Michael Cuddihy was born in 1932 in New York City. His family was steeped in literature and publishing; his grandfather and father headed the publishing firm Funk and Wagnalls. Cuddihy was 19 and a student at Notre Dame University when he was stricken with respiratory polio on Labor Day 1951. For nine months, he lived in an iron lung, after which he shifted to a rocking bed. Eventually, he used a wheelchair and was able to walk with assistance.
In 1956 he moved to Tucson, Arizona, and continued his studies at the University of Arizona. Cuddihy graduated in 1959 with a B.A. degree in History. Throughout the 1960s, Cuddihy worked as a translator and attended graduate classes in American and European history at the University of Arizona. In 1966 he dropped out of graduate school to devote himself to his translating work and published an English version of Jacques Maritain’s The Peasant of Garonne (1967).

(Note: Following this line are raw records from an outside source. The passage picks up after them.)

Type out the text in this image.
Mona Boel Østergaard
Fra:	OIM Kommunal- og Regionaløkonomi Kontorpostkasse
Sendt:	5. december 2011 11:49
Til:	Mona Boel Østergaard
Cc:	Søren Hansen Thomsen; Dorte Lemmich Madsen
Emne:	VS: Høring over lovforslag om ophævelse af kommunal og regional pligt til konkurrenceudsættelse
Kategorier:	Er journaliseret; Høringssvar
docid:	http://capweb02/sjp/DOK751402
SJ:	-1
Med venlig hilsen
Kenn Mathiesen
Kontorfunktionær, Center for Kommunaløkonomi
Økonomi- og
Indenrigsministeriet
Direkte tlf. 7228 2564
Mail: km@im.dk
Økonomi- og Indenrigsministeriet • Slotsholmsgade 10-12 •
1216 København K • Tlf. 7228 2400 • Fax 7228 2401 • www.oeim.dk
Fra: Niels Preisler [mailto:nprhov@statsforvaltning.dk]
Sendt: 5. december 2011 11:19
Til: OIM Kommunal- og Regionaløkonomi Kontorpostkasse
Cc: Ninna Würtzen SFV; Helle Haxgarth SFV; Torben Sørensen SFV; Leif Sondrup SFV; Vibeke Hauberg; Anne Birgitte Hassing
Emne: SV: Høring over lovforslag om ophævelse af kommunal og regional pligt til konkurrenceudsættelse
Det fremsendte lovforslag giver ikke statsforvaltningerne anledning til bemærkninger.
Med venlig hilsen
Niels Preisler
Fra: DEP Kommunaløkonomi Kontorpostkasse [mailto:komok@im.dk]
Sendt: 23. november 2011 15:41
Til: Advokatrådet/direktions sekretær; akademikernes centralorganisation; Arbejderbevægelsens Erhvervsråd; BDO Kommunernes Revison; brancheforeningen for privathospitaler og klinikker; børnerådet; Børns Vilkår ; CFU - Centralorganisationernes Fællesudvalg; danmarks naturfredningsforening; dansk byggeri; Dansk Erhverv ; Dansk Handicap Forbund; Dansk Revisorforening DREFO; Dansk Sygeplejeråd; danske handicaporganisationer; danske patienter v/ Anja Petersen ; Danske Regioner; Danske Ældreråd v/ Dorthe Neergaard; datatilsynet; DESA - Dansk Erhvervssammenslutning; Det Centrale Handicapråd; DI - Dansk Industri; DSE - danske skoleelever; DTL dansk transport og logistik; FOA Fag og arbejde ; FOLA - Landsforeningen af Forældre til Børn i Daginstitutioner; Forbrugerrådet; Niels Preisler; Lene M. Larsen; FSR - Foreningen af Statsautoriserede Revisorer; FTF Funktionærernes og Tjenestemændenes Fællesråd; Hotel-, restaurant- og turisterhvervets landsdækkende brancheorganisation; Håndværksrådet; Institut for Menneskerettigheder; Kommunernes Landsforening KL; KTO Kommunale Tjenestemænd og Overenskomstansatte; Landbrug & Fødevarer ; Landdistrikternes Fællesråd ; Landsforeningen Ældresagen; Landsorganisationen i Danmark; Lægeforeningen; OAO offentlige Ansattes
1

In 1971, Cuddihy attended a summer workshop at Cornell given by his second cousin’s husband, poet William Mathews, and it was there the idea for his poetry magazine Ironwood was born. The name for the magazine was chosen both for the symbolic and physical qualities of the ironwood tree. Ironwood magazine was published from 1972 to 1988, and the Ironwood Press published 14 chapbooks. Ironwood became known in the poetry world and attracted such names as Diane Wakoski, Philip Booth and Alberto Rios, and received numerous state and federal grants. On July 13, 2000 Michael Cuddihy died at his home in Tucson from complications of pneumonia.
This collection consists of the personal papers and poems of Michael Cuddihy and the records of the Ironwood Press, including production materials for the literary magazine Ironwood. The bulk of the collection consists of correspondence between Cuddihy and contributors to Ironwood. The Ironwood productions files consist of typescripts, corrected typescripts, and when available, original cover artwork.